For customers, well-designed KYC checks and ideal customer onboarding practices remove barriers and provide access to financial services. It has one more benefit as it removes the risk of fraudsters abusing the system.

3. Risk Assessment and Multi-Layered KYC Solutions

Taking a risk-based approach to KYC is a crucial part of ensuring customer onboarding meets the industry standards and prevents fraudsters from being able to access the service. 

A risk-based approach, including geography, finances, and other key demographics needs to be put in place.

Great customer onboarding solutions should have a built-in automated risk assessment. They show how much risk factors a customer has. The best KYC solutions for financial institutions are multi-layered, they combine risk management engines that search customer risk parameters.

4. Speed and Convenience Matter

Speed and convenience are as important as security when it comes to customer onboarding. Consumers don’t want to go through a customer experience that’s slow, clunky, and poor. 

To avoid customers abandoning the customer onboarding process, KYC in customer onboarding needs to be done in minutes. 

Quick KYC checks and good experience during customer onboarding help in building trust in a customer-business relationship.

5. Analyze and Adapt for Great Customer Onboarding

The best customer onboarding for financial services will aim to balance sign-up with compliance and risk management. To make the best customer onboarding solutions, businesses must provide analytics to improve the customer experience. 

Businesses need to know which OS, browsers, screen resolutions, and devices customers are using to sign up. Which part of the customer onboarding process is experiencing the highest number of drop-off rates? 

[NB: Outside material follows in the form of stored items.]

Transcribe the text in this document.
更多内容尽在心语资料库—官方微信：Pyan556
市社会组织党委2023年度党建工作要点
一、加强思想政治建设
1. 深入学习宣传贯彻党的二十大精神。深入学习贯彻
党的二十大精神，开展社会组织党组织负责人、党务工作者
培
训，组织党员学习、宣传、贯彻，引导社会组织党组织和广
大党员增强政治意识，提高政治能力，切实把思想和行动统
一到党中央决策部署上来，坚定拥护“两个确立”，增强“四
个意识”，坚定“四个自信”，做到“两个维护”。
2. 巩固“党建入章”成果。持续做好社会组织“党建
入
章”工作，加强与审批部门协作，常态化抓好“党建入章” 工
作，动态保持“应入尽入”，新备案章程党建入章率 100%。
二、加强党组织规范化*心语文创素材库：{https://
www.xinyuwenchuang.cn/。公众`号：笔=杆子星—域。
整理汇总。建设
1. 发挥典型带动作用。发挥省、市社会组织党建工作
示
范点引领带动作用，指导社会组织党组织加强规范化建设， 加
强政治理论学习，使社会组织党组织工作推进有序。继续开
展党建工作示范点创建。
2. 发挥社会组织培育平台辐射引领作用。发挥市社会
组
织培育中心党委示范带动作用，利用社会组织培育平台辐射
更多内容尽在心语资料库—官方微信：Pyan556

Businesses also need to focus on their customer onboarding conversion rate. How many prospects are automatically being accepted, rejected, or referred for review?

Identifying this data can create an improvement cycle that learns from mistakes, and continually evolves to enhance customer onboarding experience and conversion rates.

FAQs
1. What are KYC, CDD, and EDD?

KYC is know your customer, it covers a number of activities such as identifying and verifying a customer’s identity. Customer Due Diligence (CDD) verifies the identity of a customer and also assigns a risk profile to the customer. 

If a customer has a high-risk level, they have to go through enhanced due diligence (EDD).

2. When should businesses do KYC checks?

At a minimum, KYC checks should be done when onboarding a new customer. Ideally, businesses should do KYC checks when there are any changes to a customer’s situation. 

The most robust KYC is an ongoing risk assessment, and it may be a requirement for EDD.

3. Who is responsible for doing KYC checks?

Any financial institution that is trying to onboard customers is responsible for doing KYC checks. This could be any activity, such as:

* Opening a bank account
* Getting a loan
* Real estate purchase, or more.

The customer has to go through KYC checks to be able to access services.